Families demand military retrieve capsized boat
WOODS HARBOUR, N.S. — The fathers of two young Nova Scotia fishermen who disappeared when their boat capsized are demanding the Canadian government retrieve the vessel.
Stephen Nickerson and George Hopkins say the 13-metre boat — spotted overturned early Monday off southwest Nova Scotia — could contain the bodies of their sons and answers as to why the boat flipped over Sunday night.
The two men, speaking in separate interviews on Wednesday, say time is running out because the boat is unlikely to stay afloat for much longer.
“If my boy is in that boat, I want to bring him home,” Nickerson said. “I think he’s in that boat. And I think attempts should be made to (salvage the vessel).”
In addition to Steven Cole Nickerson and Joel Hopkins, there were three other men aboard the Miss Ally when it capsized in rough seas some time after 11 p.m. Sunday.
Stephen Nickerson said he’s asked the military for a salvage operation, but he was told the case is now being handled by the RCMP as a missing persons file.
“It seems like they’re not going to do anything about that,” said Nickerson, a fisherman for 35 years. “They said the search is called off and it’s been turned over to the RCMP. That’s it. That’s as far as they go. ... We’re all mad. It should go farther.”
George Hopkins said the families need closure.

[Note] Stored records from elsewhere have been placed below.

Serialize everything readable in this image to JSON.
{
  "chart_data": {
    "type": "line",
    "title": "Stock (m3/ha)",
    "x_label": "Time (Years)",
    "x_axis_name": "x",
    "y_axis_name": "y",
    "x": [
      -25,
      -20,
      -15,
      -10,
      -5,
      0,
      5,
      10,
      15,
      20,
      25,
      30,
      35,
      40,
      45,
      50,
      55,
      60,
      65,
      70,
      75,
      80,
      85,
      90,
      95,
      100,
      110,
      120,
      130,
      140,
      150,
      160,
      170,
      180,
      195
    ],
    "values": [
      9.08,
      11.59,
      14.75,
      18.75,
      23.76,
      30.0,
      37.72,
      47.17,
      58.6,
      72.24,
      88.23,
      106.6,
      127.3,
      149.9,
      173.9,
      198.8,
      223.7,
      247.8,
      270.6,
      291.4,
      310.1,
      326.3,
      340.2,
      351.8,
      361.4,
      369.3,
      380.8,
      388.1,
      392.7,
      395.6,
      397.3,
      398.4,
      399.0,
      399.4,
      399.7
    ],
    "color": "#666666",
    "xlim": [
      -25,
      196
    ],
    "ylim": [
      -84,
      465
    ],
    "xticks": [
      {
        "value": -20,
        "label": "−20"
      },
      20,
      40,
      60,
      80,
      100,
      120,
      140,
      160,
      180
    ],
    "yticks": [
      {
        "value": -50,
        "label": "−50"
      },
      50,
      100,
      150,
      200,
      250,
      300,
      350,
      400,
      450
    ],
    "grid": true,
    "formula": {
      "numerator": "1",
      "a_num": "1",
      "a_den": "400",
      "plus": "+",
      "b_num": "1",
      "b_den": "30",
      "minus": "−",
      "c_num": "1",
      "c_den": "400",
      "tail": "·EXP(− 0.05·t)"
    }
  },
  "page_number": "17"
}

“We need to know if there’s bodies in there,” he said.
“I want to get the message that these kids were important. They were important to me, they were important to this community and there’s five young boys in the prime of their life. We need closure. We need to know for sure that we’ve done everything we can.”
Hopkins, sitting in his living room with two close friends and surrounded by photos of smiling children, said he got the news Tuesday afternoon that the search would be called off.
“It was like someone passing you a death certificate,” he said.
RCMP Cpl. Scott MacRae said the Mounties are aware of the strong emotions surrounding the case, adding that planning is underway to determine whether a salvage operation could be carried out.
“We are in the stages of developing what our strategy is going to be to do this, to move the investigation in a safe manner, hopefully sooner than later,” he said.
The RCMP have a “very good idea” where the boat is, but MacRae couldn’t confirm whether the vessel was still afloat.
“We understand the emotions with the tragic loss of family members — the human aspect of wanting to retrieve your loved one,” he said.
A massive search for survivors was called off at 6 p.m. Tuesday when the military decided the crew’s chances for survival were slim, even if they were wearing immersion suits.